Cellulosic ethanol won’t reach first-generation price until 2020 — study

E&E  • Posted: Monday, November 21, 2011

Even with subsidies, ethanol made from crop waste or wood chips won’t be competitive with fuel made from corn until 2020 at the earliest, which is at the tail end of the most optimistic industry predictions, a new study said this week.

So-called second-generation ethanol faces significant extra costs due to the need for pre-treatment of the sturdy, cellulose-rich raw materials, as well as the more complex enzymes employed, says the study by the Department of Wood Science at the University of British Columbia.”Production requires significant cost reductions and at least the same level of financial support that was given to the first-generation systems if second-generation ethanol is going to be fully competitive by 2020,” said the study’s lead author, Jamie Stephen.Cellulosic ethanol’s potential appears to be enormous. With over 1.3 billion tons of biomass available for ethanol production, the United States could in theory replace all gasoline made from imported oil with ethanol.

The corncobs, wood chips, grasses, leaves and husks used in the second-generation plants must be pre-treated at high temperatures to make the tough biomass more receptive to fermentation. The material is then processed with enzymes to turn cellulose into sugar that can be fermented and distilled into ethanol, much the same way that grain-based ethanol is today.

“Researchers and companies are going to have to concentrate on reducing the cost of pre-treatment and increasing the output of the digester in order to reduce the costs,” said Stephen.

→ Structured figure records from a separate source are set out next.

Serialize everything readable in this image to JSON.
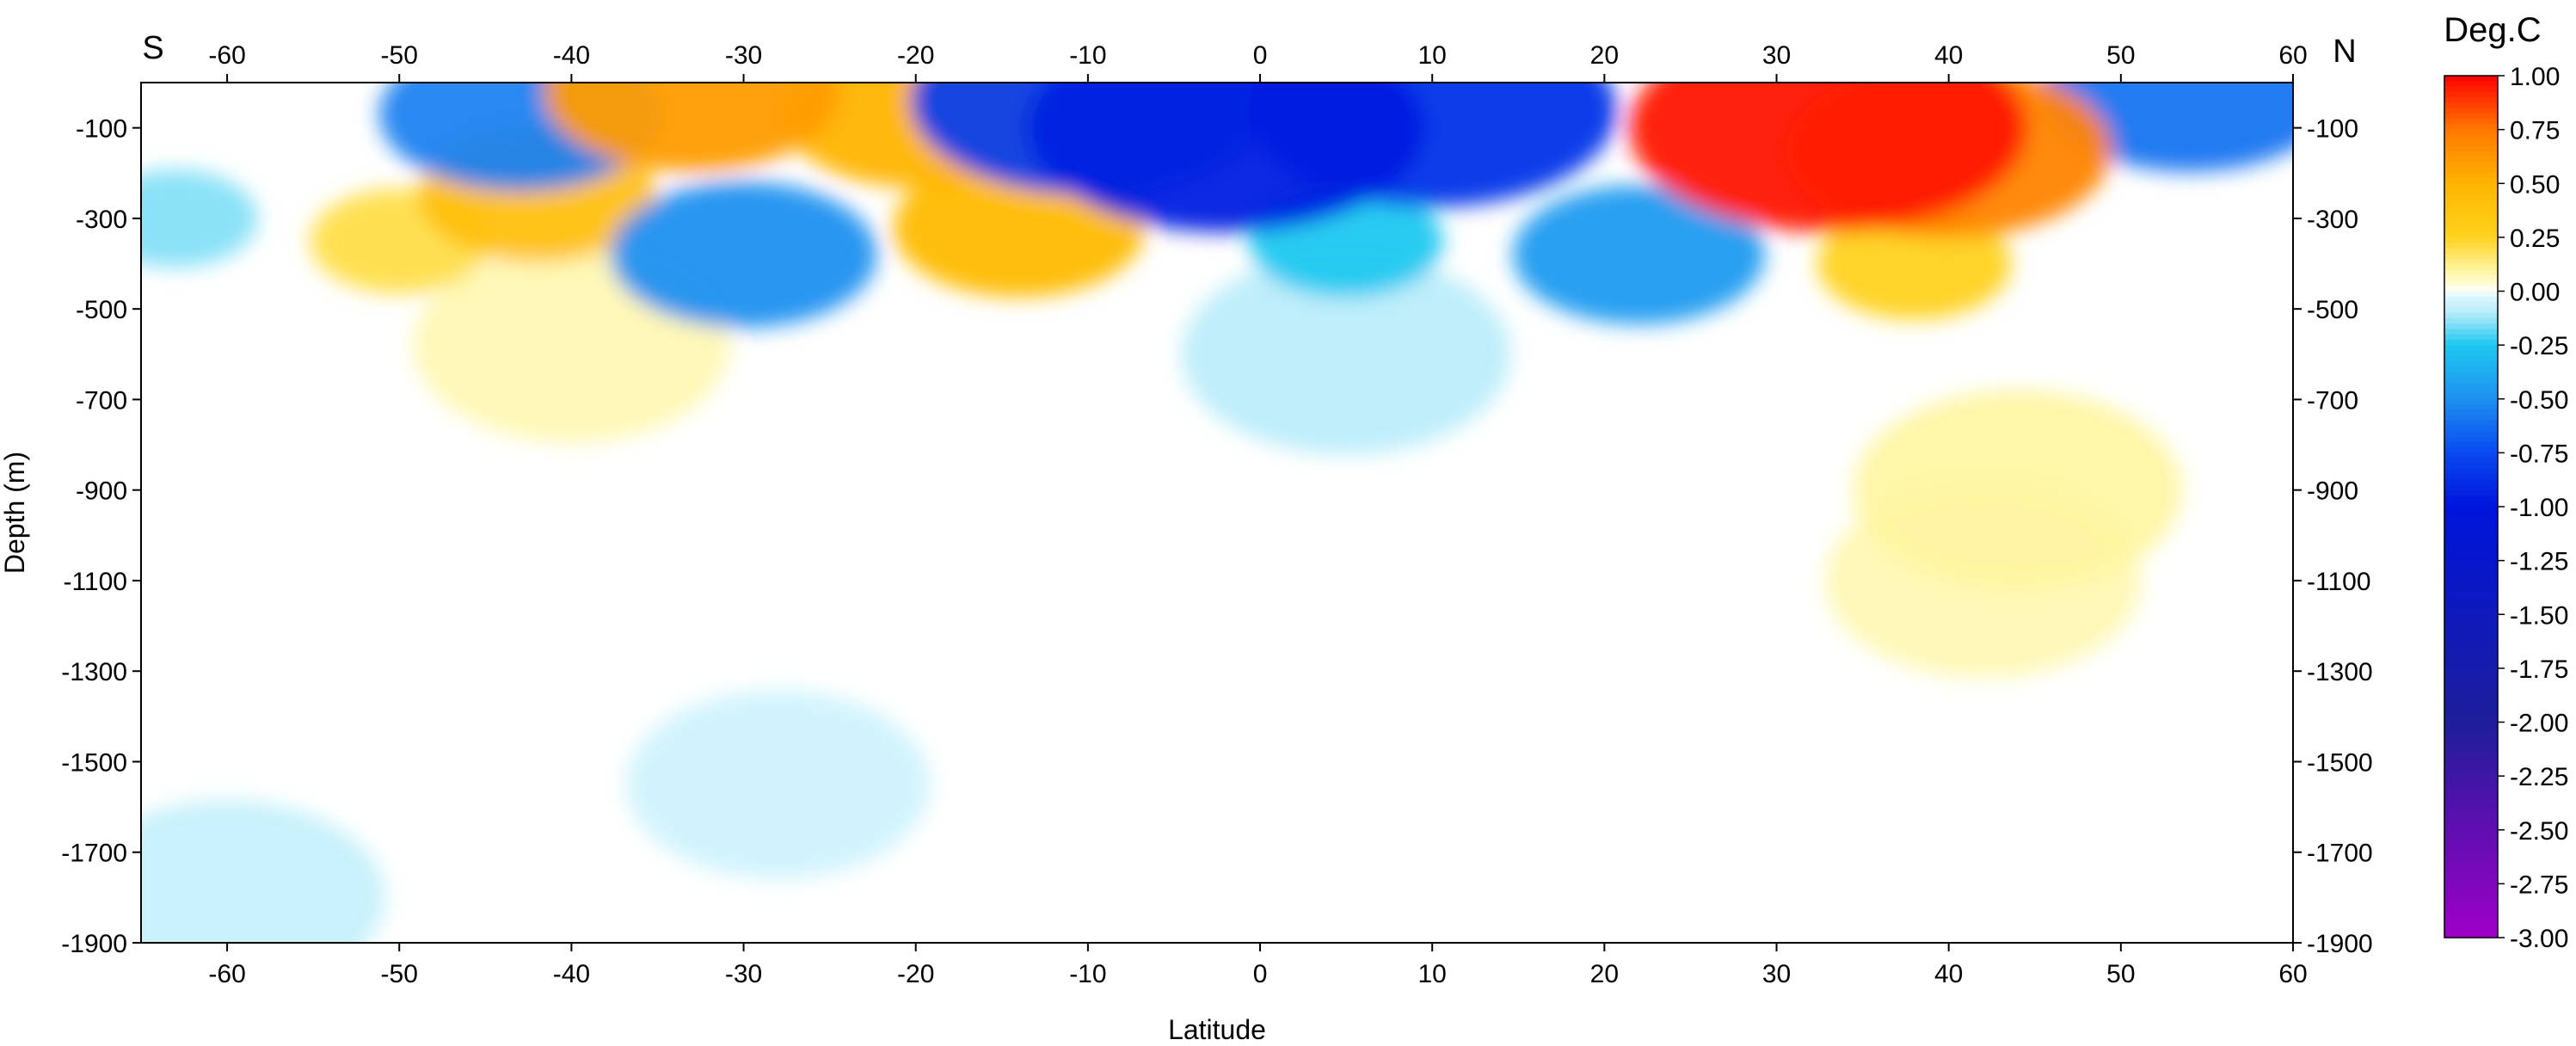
{
  "chart_data": {
    "type": "heatmap",
    "title": "",
    "xlabel": "Latitude",
    "ylabel": "Depth (m)",
    "colorbar_title": "Deg.C",
    "hemisphere_labels": {
      "south": "S",
      "north": "N"
    },
    "xlim": [
      -65,
      60
    ],
    "ylim": [
      -1900,
      0
    ],
    "x_ticks": [
      -60,
      -50,
      -40,
      -30,
      -20,
      -10,
      0,
      10,
      20,
      30,
      40,
      50,
      60
    ],
    "y_ticks": [
      -100,
      -300,
      -500,
      -700,
      -900,
      -1100,
      -1300,
      -1500,
      -1700,
      -1900
    ],
    "colorbar_range": [
      -3.0,
      1.0
    ],
    "colorbar_labels": [
      "1.00",
      "0.75",
      "0.50",
      "0.25",
      "0.00",
      "-0.25",
      "-0.50",
      "-0.75",
      "-1.00",
      "-1.25",
      "-1.50",
      "-1.75",
      "-2.00",
      "-2.25",
      "-2.50",
      "-2.75",
      "-3.00"
    ],
    "colors": {
      "max_warm": "#ff0000",
      "warm": "#ffd21e",
      "neutral": "#ffffff",
      "cool": "#1ec8f0",
      "cold": "#0014dc",
      "min_cold": "#a000c8"
    },
    "anomaly_features": [
      {
        "lat": 33,
        "depth": -100,
        "value": 0.95
      },
      {
        "lat": 40,
        "depth": -150,
        "value": 0.7
      },
      {
        "lat": 38,
        "depth": -400,
        "value": 0.25
      },
      {
        "lat": 44,
        "depth": -900,
        "value": 0.1
      },
      {
        "lat": 42,
        "depth": -1100,
        "value": 0.08
      },
      {
        "lat": -33,
        "depth": -20,
        "value": 0.6
      },
      {
        "lat": -20,
        "depth": -70,
        "value": 0.5
      },
      {
        "lat": -42,
        "depth": -250,
        "value": 0.4
      },
      {
        "lat": -14,
        "depth": -320,
        "value": 0.45
      },
      {
        "lat": -50,
        "depth": -350,
        "value": 0.2
      },
      {
        "lat": -40,
        "depth": -580,
        "value": 0.08
      },
      {
        "lat": -2,
        "depth": -100,
        "value": -0.95
      },
      {
        "lat": 10,
        "depth": -60,
        "value": -0.85
      },
      {
        "lat": -10,
        "depth": -40,
        "value": -0.8
      },
      {
        "lat": 54,
        "depth": -20,
        "value": -0.6
      },
      {
        "lat": -43,
        "depth": -70,
        "value": -0.55
      },
      {
        "lat": -30,
        "depth": -380,
        "value": -0.5
      },
      {
        "lat": 22,
        "depth": -380,
        "value": -0.45
      },
      {
        "lat": 5,
        "depth": -350,
        "value": -0.25
      },
      {
        "lat": 5,
        "depth": -600,
        "value": -0.1
      },
      {
        "lat": -63,
        "depth": -300,
        "value": -0.15
      },
      {
        "lat": -60,
        "depth": -1800,
        "value": -0.08
      },
      {
        "lat": -28,
        "depth": -1550,
        "value": -0.06
      }
    ]
  }
}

First-generation ethanol, which is obtained from the starch and sugars in corn and sugar cane with the help of enzymes, has boomed in the past 15 years as the U.S. government mandated more production and increased the amount of fuel allowed to be blended with gasoline. Because it is made from food crops, it has been criticized for contributing to increasing food prices globally. Some studies have argued it may not save as much greenhouse gas emissions as hoped compared with gasoline.

Driving down the cost curve

That’s why second-generation ethanol, while more expensive, is attractive. The U.S. government ramped up support for advanced biofuels with new loan guarantees and grants for the industry earlier this year.

“Not only is cellulose the most abundant polymer on Earth, but it also cannot be digested by humans, so using it for fuel production does not compete directly with food supplies,” Stephen said.

The top ethanol producer in the United States, POET, plans to open the first commercial cellulosic fuel plant in Iowa in 2013. According to the company, its ethanol will reduce carbon dioxide emissions by 111 percent over gasoline, meaning it will actually have negative emissions. By 2022, POET wants to reach 3.5 billion gallons of annual capacity, using various cellulosic feedstocks from across the country.

POET says it now makes cellulosic ethanol for $2.35 per gallon and wants to drive that down to $2 per gallon by the time the commercial plant starts. Novozymes, the world’s largest producer of industrial enzymes, started selling an enzyme last year that it said could bring the cost of cellulosic ethanol to the $2 level.

As enzyme technology continues to improve, POET aims to produce cellulosic ethanol at a price competitive to that of the first-generation fuel between 2018 and 2020. Still, it will be a challenge to compete with regular ethanol produced from sugar cane in Brazil, which costs as little as 73 cents per gallon today.

Second-generation ethanol is also more costly because lignocellulose contained in farm wastes is made of multiple kinds of sugar that are difficult to extract and break down. Meanwhile, cornstarch consists of pure glucose, which is much easier to deal with.

“Despite much effort and progress over the last few years, the cost of using cellulase enzymes is still significantly higher than for amylase-based processes, and will need to be reduced substantially before lignocellulose starts to become competitive with corn and sugar cane as a feedstock,” Stephen said.

While conceding the point, the industry says its main objective is not to compete with first-generation ethanol, but to compete with gasoline, which should happen long before 2020. An Italian company, Gruppo Mossi & Ghisolfi, which began building the world’s first commercial-scale cellulosic ethanol plant this year, says its fuel will already be price competitive with gasoline when the $160 million plant opens next year.

It will make 13 million gallons of ethanol per year from wheat stalks, rice husks or a grass similar to bamboo.